Fuentes v. Empire Nissan, Inc. (Feb. 2, 2026, No. S280256) 2026 WL 26557
During her onboarding process as an employee, plaintiff was given less than five minutes to review a long arbitration agreement printed in small, blurry text. She later signed two confidentiality agreements that appeared to allow only the employer to litigate certain claims in court. Three years later, plaintiff was fired and filed suit for wrongful discharge. The employer moved to compel arbitration. The trial court denied the motion, finding the agreement procedurally unconscionable because of its illegibility and rushed presentation and substantively unconscionable due to the agreement’s fine-print text and employer-favored provisions allowing litigation of certain claims.
Following a decision by the Court of Appeal, the California Supreme Court granted review and concluded that contract formatting does not amount to substantive unconscionability, which focuses on the fairness of contract terms.
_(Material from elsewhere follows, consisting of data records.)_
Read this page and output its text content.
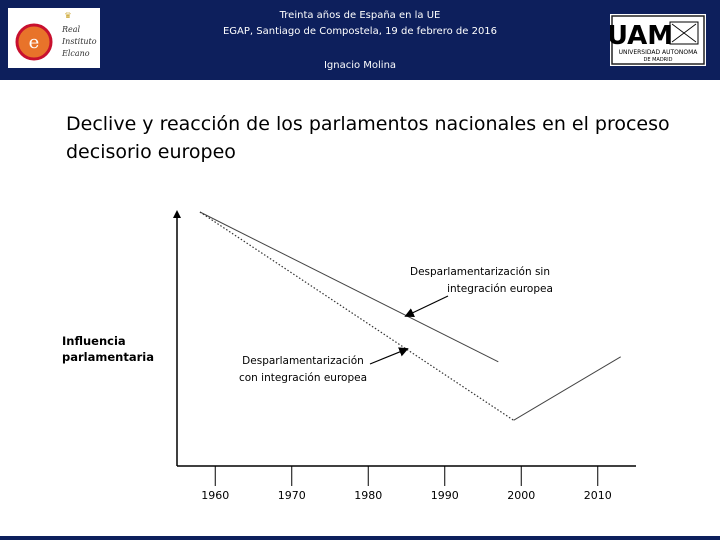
e
♛
Real
Instituto
Elcano
Treinta años de España en la UE
EGAP, Santiago de Compostela, 19 de febrero de 2016
Ignacio Molina
UAM
UNIVERSIDAD AUTONOMA
DE MADRID
Declive y reacción de los parlamentos nacionales en el proceso decisorio europeo
1960	1970	1980	1990	2000	2010
Influencia
parlamentaria
Desparlamentarización sin
integración europea
Desparlamentarización
con integración europea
However, the court emphasized “that courts must closely scrutinize the terms of difficult-to-read contracts for unfairness or one-sidedness.” The court also held that resolving contractual ambiguities based on a “policy favoring arbitration as an interpretive presumption [is] misplaced” because “the policy ‘ “favoring” ’ arbitration is not one of promoting arbitration over litigation, but instead of ensuring that arbitration agreements are not disfavored [and] that they are treated like other contracts.”